I then marked where the suction hole in the head would fit against the block (a bit of eyeballing required) and drilled a 1/8" hole about 2/3 of the way through the block.

Then, from the side, I drilled another hole that mated up with that first hole. That second hole was also tapped for the vacuum nipple -- but you could also just drill it the right size to take a bit of tubing and use an epoxy or silicone adhesive to hold/seal it.

The bottom of the block was then given a smearing of silicone and some was put around the viertical post containing the pressure non-return valve. Things were bolted together very *lightly* for an hour or two so as to let the silicone cure. Then the three head bolts were torqued down and the mods to the compressor were done.

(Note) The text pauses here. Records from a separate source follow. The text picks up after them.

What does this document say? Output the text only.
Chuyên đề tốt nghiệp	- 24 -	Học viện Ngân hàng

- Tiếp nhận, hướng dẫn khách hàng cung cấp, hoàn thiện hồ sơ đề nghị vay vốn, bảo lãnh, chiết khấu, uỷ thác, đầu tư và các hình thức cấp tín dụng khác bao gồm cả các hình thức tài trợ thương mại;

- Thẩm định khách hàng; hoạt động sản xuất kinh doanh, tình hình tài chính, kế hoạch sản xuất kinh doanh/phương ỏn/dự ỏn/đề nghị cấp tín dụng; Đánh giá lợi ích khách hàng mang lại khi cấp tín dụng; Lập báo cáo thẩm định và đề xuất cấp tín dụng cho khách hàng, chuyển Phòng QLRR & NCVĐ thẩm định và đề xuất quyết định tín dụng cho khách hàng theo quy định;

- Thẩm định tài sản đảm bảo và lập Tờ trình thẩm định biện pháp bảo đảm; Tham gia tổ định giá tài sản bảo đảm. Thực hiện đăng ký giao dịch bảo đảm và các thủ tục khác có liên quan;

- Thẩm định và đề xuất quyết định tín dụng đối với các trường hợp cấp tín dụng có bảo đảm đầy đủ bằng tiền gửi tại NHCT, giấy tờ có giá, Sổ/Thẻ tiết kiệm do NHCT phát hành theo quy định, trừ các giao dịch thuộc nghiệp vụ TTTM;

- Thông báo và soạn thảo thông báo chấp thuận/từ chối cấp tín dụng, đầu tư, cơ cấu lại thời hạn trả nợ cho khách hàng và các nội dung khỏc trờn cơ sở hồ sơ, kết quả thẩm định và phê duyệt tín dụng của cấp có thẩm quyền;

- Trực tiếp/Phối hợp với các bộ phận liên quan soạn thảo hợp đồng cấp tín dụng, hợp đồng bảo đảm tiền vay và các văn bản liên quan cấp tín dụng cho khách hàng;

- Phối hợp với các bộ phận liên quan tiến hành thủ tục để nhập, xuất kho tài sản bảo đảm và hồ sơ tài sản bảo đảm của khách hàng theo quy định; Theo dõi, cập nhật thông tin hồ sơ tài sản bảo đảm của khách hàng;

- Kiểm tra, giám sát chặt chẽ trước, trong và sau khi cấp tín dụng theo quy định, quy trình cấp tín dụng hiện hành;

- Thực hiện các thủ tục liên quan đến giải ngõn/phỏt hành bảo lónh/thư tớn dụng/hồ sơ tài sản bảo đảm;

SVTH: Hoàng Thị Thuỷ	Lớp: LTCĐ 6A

If you like, I'll take some more (closer) pictures of the block of aluminum I made.

Actually, I was wondering more about that spring loaded vacuum switch you made. How does the inner "piston" seal to the outer "cylinder"? Is it an O-Ring?
Sep 26, 2005, 01:10 AM
The reviewer
XJet's Avatar
No O-ring was used on mine -- I just bored the female section in my lathe and turned up a piston that was a nice smooth fit. Slop a bit of oil on it and there's no need at all for an O-ring -- it seals like a duck's bottom yet moves with only the slightest amount of vacuum.
Oct 04, 2005, 02:44 PM
Scott Zastoupil
szastoupil's Avatar
Regarding the vacuum switch, I have been trying the same idea but using a veternary syringe from the local Farm and Fleet. I have not had very good luck because the rubber fit is tight and there is a lot of hysteresis with the applied vacuum. For instance the syringe will be stable at 20" of vaccum, but the spring won't move the syringe until it gets down to 10-12". I have also added lithium grease, but that seems to have made it worse. I haven't tried sanding the rubber plug to reduce the static friction, but am concerned that it will create too much of a leak.
Oct 04, 2005, 11:44 PM
Registered User
Hmmm, the glass syringe's work better which you should be able to get from the local pharmacy.

Otherwise the advance regulator valve from an auto store might be your best bet like the one below.